Детективы представились и сообщили ему, что занимаются расследованием обстоятельств убийства отца Майкла Берни. Фарнс ударился в длинную и внешне прочувствованную хвалебную речь священнику, с которым он совсем недавно повздорил в своем открытом письме, а сейчас называл человеком, преданным Господу, истинным служителем церкви, добрым и мягким пастырем церковного стада и чудесным существом, чье отсутствие будет столь тяжко перенести...

Ни один мускул на лице при этом не дрогнул.

— Мистер Фарнс, — сказал Хейз, — мы просматривали корреспонденцию отца Майкла и наткнулись на письмо, которое вы адресовали приходу...

— Да, — улыбаясь, кивнул Фарнс.

— Вам известно, о каком письме идет речь?

— Разумеется. О том, которое я написал в ответ на его проповеди о десятине.

— Да, — подтвердил Хейз.

— Да, — сказал Фарнс.

Он по-прежнему улыбался. Но сейчас он еще и кивал. «Да, — качнулась его голова. — Да, я посылал это письмо. Да, в ответ на его кары, которыми он грозил нам за нарушение долга перед церковью. Да, это я осмелился возмутиться. Да. Я!» Кивок, еще кивок.

— Ну и что вы скажете об этом письме, мистер Фарнс?

— А что о нем говорить? — спросил Фарнс.

— Я бы сказал, что это весьма злое письмо, как вы считаете?

— Только весьма злое? Я бы сказал, капитально злое!

Детективы уставились на него.

— В самом деле, мистер Фарнс, — сказал Хейз, — вы в этом письме написали такое...

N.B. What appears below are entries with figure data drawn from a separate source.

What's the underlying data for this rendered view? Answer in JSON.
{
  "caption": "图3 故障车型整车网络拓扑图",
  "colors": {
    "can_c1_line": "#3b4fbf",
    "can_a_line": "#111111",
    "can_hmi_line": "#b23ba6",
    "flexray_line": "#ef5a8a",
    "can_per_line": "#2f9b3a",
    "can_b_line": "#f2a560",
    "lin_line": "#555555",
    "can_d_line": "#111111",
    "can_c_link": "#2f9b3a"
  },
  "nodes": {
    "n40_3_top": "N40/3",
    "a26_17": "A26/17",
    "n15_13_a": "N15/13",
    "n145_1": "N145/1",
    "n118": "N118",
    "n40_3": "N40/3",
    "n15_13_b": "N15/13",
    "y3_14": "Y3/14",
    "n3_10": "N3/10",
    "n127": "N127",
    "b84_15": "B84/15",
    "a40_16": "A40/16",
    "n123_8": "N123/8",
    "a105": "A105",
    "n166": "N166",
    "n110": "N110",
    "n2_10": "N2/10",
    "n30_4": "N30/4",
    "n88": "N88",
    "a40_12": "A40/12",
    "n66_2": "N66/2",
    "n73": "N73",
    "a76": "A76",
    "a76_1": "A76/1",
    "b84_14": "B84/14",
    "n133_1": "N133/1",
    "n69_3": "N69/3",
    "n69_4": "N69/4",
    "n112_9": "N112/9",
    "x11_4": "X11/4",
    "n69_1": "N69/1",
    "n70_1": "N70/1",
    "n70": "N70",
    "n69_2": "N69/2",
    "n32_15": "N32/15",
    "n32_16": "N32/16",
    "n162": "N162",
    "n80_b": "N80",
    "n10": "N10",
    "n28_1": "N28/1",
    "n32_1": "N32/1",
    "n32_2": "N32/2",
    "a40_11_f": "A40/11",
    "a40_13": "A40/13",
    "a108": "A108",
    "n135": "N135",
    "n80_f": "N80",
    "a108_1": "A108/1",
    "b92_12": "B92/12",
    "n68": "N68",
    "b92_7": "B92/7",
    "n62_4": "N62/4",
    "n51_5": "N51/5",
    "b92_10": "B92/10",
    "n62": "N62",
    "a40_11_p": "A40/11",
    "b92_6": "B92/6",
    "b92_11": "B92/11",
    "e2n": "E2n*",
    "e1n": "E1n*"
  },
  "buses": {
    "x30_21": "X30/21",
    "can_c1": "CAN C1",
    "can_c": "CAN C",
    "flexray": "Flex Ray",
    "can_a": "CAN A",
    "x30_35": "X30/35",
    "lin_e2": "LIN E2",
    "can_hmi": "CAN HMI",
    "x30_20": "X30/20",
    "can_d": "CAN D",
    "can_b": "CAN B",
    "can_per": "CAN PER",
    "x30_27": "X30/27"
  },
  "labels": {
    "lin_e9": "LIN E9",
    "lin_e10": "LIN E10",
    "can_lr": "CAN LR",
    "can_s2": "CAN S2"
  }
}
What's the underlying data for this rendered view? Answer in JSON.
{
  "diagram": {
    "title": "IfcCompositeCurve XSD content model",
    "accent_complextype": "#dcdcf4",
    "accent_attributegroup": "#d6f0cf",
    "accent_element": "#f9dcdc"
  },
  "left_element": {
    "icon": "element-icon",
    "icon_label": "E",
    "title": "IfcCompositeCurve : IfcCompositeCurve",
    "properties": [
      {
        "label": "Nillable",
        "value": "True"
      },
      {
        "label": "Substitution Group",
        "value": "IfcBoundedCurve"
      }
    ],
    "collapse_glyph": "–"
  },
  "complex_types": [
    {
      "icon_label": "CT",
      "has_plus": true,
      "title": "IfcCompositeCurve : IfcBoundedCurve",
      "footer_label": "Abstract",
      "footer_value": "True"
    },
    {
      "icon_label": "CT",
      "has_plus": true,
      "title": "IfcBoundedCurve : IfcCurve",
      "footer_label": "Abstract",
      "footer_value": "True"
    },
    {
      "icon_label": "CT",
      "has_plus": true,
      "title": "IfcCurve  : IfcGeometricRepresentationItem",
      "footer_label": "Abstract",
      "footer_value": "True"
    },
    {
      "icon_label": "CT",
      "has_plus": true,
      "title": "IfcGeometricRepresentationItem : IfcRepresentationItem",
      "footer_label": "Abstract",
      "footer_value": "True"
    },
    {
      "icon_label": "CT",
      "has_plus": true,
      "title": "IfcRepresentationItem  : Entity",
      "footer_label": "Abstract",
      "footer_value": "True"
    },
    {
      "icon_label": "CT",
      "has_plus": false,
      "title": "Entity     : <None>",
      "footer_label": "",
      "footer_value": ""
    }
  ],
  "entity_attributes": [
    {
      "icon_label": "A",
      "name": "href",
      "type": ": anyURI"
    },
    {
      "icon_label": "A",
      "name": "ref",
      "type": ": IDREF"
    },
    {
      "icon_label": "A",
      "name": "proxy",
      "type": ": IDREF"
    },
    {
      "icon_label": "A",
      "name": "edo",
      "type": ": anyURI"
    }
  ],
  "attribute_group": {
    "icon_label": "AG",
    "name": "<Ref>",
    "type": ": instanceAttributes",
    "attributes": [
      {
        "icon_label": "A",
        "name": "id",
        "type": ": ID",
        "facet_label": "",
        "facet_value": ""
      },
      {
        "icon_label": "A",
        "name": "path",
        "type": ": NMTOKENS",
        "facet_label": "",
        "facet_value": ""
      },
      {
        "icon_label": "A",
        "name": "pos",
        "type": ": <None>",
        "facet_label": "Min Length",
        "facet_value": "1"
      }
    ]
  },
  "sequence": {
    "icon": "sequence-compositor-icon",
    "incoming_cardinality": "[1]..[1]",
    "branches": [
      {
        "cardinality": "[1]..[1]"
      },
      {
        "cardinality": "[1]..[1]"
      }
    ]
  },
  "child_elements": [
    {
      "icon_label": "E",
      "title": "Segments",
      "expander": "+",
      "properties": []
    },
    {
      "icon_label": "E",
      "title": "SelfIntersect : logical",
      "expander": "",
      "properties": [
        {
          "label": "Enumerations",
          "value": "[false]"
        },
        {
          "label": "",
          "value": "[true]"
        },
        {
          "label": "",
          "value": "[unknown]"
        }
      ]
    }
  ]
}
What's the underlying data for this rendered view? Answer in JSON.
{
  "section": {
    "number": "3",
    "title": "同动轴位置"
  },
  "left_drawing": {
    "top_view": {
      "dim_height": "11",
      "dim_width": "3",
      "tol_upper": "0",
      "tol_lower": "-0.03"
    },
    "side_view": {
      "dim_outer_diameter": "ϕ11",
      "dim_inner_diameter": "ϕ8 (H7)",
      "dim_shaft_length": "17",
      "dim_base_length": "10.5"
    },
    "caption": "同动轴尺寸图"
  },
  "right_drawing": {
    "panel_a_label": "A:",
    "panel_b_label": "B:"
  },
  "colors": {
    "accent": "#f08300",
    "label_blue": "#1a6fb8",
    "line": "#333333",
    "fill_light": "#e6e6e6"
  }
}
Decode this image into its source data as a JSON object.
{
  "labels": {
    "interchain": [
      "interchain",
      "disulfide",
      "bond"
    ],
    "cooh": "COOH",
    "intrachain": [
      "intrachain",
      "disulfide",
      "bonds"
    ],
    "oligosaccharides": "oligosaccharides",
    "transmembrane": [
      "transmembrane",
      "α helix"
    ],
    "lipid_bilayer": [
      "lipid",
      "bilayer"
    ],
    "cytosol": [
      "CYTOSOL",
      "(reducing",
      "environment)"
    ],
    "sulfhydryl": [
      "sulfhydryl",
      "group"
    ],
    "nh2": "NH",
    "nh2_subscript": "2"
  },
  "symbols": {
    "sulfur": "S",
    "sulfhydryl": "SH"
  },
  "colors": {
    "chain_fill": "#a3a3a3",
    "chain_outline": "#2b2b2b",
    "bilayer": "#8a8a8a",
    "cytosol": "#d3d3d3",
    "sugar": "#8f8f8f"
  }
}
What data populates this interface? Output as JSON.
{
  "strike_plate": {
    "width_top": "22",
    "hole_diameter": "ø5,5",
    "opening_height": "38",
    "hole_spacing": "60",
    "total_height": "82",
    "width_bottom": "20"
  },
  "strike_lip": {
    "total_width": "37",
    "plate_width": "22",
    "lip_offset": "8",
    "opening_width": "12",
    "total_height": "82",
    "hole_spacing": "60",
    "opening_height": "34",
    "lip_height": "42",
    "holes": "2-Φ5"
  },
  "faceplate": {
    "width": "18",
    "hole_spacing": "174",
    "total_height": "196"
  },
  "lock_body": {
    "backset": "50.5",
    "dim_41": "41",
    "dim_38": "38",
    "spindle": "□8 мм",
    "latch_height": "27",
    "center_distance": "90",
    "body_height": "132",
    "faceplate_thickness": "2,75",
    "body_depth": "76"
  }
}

— Да что скрывать, я был взбешен!

— Ага.

— Так вымогать деньги! Как будто мы уже не вносили честно свою долю! Все, что ему было нужно, это доверять нам! Но нет! Вместо этого он неделями бойко мечет громы и молнии в своих проповедях, которые были бы более уместны в каком-нибудь туземном селении, а не в нашем приходе! Он никогда не доверял нам! Извините, — пробормотал он и быстро отошел к мужчине, выбиравшему на полке пару брюк. — Чем могу служить, сэр? — спросил он.

— Да я просто смотрю, — ответил мужчина. — Все эти брюки — сорок второго размера?

— Да. Отсюда и до конца полки.

— Благодарю вас, — ответил покупатель.

— Дайте мне знать, если понадобится моя помощь, — сказал Фарнс и вернулся к детективам. Понизив голос, он сказал: — Это — магазинный вор! На Рождество он стащил у нас целый костюм, надев его под свой старый. Я это обнаружил, лишь когда он ушел. Извините меня, но я должен следить за ним, мне хотелось бы поймать этого сукиного сына.

— И нам тоже, — подтвердил Карелла.

— Вы что-то говорили о доверии, — напомнил Хейз.

— Да, — подхватил Фарнс, следя за человеком, двигавшимся вдоль полок. — Во многих отношениях церковь — это бизнес. И я не богохульствую. Поэтому-то и десятина упоминается в Библии. Не должно быть никакого недоразумения относительно бизнеса, которым церковь вынуждена заниматься. Для того, чтобы выжить, вы же прекрасно это знаете. Десять процентов, поделенные на черные и белые. Пять — каждую неделю в кружку, остальные пять — как благотворительный взнос. Улавливаете ход моих мыслей?

— Да, мы улавливаем, — ответил Карелла.

— О'кей! А как узнаешь, кладут ли тебе в кружку пять процентов? Вместо двух или трех с половиной? Ответ один: никак! Вы доверяете пастве. Доверяя им, вы, в свою очередь, внушаете доверие к себе. И тогда вместо недостачи каждую неделю вы будете получать больше доходов! Любой дурак должен...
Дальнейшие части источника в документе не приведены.